Dispositions urgentes :

  • L’Etat d’urgence doit être levé au bout de 30 jours et les autorités doivent procéder à la mise en place d’une politique de protection du territoire national et de la population s’inscrivant dans une stratégie de sécurité nationale globale. Un plan gouvernemental de lutte contre le terrorisme associant l’Etat, les pouvoirs locaux et les citoyens est capital pour prévenir toute menace terroriste et assurer une protection permanente sur tout le territoire tunisien. Ce dispositif sécuritaire peut être soumis à des niveaux d’alertes au lieu de décréter l’Etat d’urgence et de toucher aux droits et libertés en violant ouvertement la constitution.
  • Le projet de loi relatif à la réconciliation économique et financière doit être abandonné. L’Instance constitutionnelle Vérité et Dignité doit être libre d’accomplir sa mission dans la  sérénité et le respect de la dignité des victimes. Toute tentative de l’exécutif de promotion d’une justice transitionnelle parallèle est un pas de plus vers l’institutionnalisation de l’impunité et de la corruption.
  • La commission de confiscation ne peut accomplir sa mission au profit du peuple Tunisien face à un exécutif non coopératif et disposant d’un agenda contraire au processus démocratique et accords internationaux.  Les membres écartés et connus par leur intégrité et leur détermination à mener leur mission à bien, doivent réintégrer leur poste de pilotage.
  • La HAICA et ses membres doivent assumer leur responsabilité et mener leur mission avec intégrité et courage dans la transparence la plus totale. Dans le cas contraire, les médias qui devaient accompagner les instances constitutionnelles (IVD, commission de confiscation, HAICA …) dans leur mission vont continuer à œuvrer pour le compte de leurs « créanciers » mettant en péril tout le processus démocratique en toute impunité.

 

Nous mettons en garde le pouvoir en place contre toute atteinte à la Constitution de la Tunisie.
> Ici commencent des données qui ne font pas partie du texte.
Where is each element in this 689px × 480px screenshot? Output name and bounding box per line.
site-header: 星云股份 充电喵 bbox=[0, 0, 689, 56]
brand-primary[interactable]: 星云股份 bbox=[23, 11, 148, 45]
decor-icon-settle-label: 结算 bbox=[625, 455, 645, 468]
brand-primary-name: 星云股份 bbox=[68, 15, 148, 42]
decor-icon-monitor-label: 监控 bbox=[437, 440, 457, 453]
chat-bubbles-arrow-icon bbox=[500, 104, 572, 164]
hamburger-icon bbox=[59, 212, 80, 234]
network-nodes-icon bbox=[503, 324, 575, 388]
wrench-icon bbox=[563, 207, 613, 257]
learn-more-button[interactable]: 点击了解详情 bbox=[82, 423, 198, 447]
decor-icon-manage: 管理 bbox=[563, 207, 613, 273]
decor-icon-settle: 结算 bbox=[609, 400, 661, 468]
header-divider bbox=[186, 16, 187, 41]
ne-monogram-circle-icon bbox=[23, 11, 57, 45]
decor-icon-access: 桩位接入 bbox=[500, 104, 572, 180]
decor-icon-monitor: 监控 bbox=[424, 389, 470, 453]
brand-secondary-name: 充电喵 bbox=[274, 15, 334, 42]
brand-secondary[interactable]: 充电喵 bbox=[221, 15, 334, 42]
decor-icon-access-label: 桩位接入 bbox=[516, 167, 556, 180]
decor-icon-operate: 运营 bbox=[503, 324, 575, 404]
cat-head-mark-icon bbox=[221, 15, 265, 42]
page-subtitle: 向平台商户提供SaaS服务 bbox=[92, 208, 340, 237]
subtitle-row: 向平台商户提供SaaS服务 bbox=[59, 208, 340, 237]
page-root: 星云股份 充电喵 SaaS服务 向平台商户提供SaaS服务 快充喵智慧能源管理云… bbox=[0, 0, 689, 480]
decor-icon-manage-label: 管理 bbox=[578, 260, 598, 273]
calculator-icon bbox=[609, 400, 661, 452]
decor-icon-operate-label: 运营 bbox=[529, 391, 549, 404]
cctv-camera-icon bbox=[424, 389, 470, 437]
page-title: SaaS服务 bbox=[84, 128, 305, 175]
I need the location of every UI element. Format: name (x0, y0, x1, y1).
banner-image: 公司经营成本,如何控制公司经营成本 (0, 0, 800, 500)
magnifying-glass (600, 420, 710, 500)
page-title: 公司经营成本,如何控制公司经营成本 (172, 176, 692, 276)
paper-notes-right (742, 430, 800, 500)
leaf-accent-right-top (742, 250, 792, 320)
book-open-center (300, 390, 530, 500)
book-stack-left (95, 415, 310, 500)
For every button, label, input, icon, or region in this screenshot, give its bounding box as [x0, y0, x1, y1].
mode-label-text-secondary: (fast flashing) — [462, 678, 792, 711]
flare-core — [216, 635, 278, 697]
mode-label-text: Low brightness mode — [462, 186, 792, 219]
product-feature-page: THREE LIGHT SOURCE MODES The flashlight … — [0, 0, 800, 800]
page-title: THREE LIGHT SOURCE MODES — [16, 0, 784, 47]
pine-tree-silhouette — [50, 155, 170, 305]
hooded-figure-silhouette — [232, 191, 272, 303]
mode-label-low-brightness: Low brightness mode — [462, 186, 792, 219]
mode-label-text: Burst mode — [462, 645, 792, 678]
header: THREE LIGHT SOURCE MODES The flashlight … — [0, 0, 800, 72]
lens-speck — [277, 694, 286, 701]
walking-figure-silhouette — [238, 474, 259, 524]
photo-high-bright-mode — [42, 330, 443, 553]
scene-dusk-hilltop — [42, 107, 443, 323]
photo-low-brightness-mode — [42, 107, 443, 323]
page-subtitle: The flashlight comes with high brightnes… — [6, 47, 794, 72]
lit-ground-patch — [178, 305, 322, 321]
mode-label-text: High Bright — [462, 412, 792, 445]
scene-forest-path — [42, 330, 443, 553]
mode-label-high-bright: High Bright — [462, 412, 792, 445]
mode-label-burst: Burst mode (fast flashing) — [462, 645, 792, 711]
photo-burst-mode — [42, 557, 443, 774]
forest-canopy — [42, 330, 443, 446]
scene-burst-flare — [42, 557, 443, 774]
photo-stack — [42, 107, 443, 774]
  • Toute manœuvre anticonstitutionnelle de l’exécutif instaurant l’impunité est un appel à la violence et à l’embrasement dans un pays souffrant d’injustice sociale et de corruption.
  • La politique actuelle du pouvoir en place ne fait que renforcer la méfiance des citoyens à l’égard de l’Etat et de la classe politique en général.
  • Le terrorisme et les graves défaillances sécuritaires entre « Bardo » et « Sousse » ne peuvent pas être combattus avec de telles décisions inconséquentes sachant qu’aucun ministre n’a assumé sa responsabilité suite à ces attentats et qu’aucune motion de censure ne peut être présentée contre le gouvernement pendant la période de l’Etat d’urgence (article 80 de la constitution tunisienne).
  • Le Haut conseil de la magistrature doit être mis en œuvre rapidement conformément à la Constitution et au principe de la séparation des pouvoirs (La mise en place de la Cour Constitutionnelle est dépendante de ce dernier conseil).

 

Nous appelons les experts en droit constitutionnel qui ont assumé des responsabilités importantes après le 14 janvier 2011 et qui ont été très actifs entre 2011 et 2014 pendant les travaux de l’assemblée nationale constituante (ANC) à quitter leur silence face aux multiples violations de la constitution des Tunisien(ne)s.

Nous ferons porter la responsabilité, en cas d’échec du processus démocratique, à l’opposition tunisienne qui n’assume pas encore sa responsabilité dans l’instauration de l’Etat de droit en Tunisie.